Overall 29 percent of the children with autism, 35 percent of the children with another developmental disorder had mother with a metabolic condition during pregnancy, such as diabetes, high blood pressure and obesity, compared to only 19 percent of children in the control group. 

While researchers did not prove that the rising autism rate was caused by the nation’s increasing obesity rate, they said that there were apparent parallel increases between the two factors.

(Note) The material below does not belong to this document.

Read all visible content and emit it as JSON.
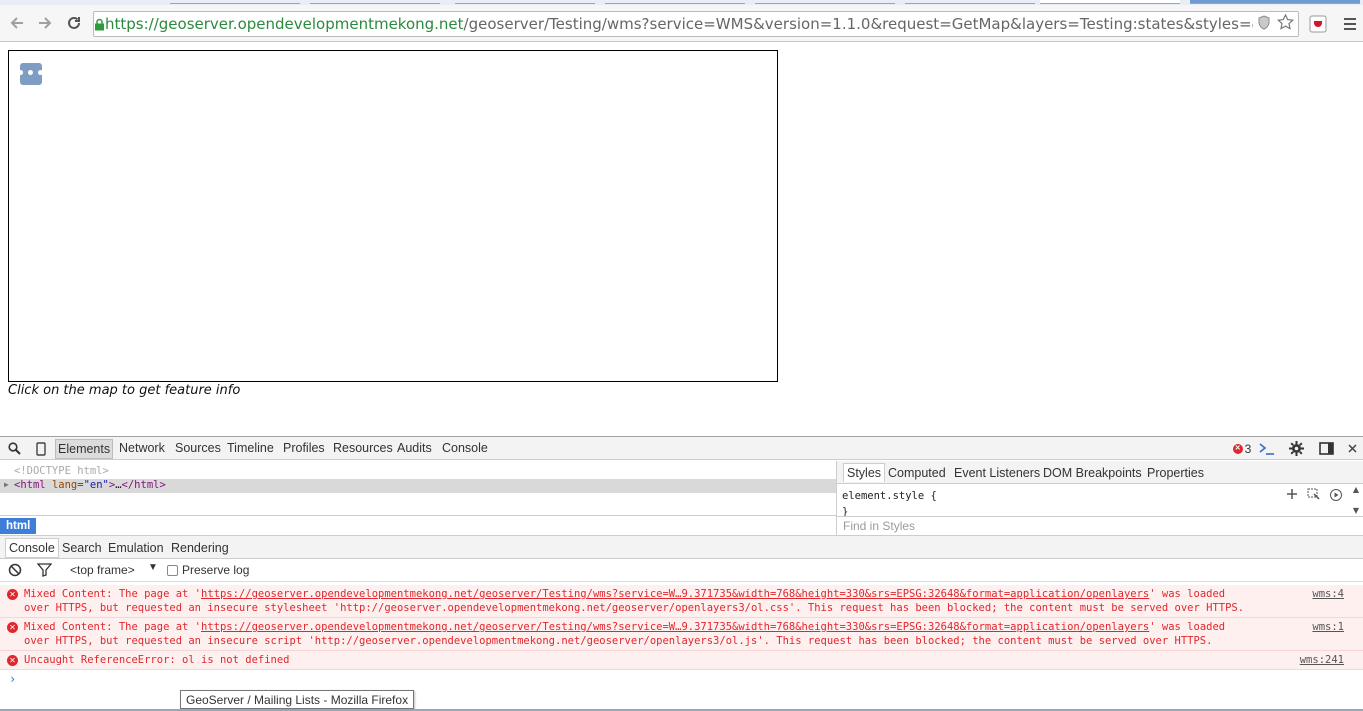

"That was definitely one area that I took note of too. I knew obesity rates and diabetes rates were rising, and autism rates were too," Krakowiak told Reuters

Hannah Gardener, an epidemiologist in the Department of Neurology at the University of Miami, told Reuters while a lot is unknown about autism, the latest research will provide scientists more understanding between the link between obesity and the disorder. 

Researchers suggest that that because obesity is a significant risk factor for diabetes and hypertension, like the two metabolic conditions, is characterized by increased insulin resistance and chronic inflammation.

Elevated insulin production which requires greater oxygen use may deplete oxygen supply for the fetus or cause fetal iron deficiency, and both these conditions can adversely affect fetal brain development, according to the study authors. 

Maternal inflammation, caused by metabolic conditions, can also adversely affect development because proteins involved in cell signaling that are produced by cells of the immune system can cross the placenta and disturb fetal brain development.

Experts say that the latest findings should be enough to encourage expecting mothers to get healthy. 

"Even though this association is far from being proven, there is plenty of evidence that obesity and insulin resistance can have health consequence for mothers and fetuses," Gardener told Reuters.

The findings were published on Monday in the journal Pediatrics.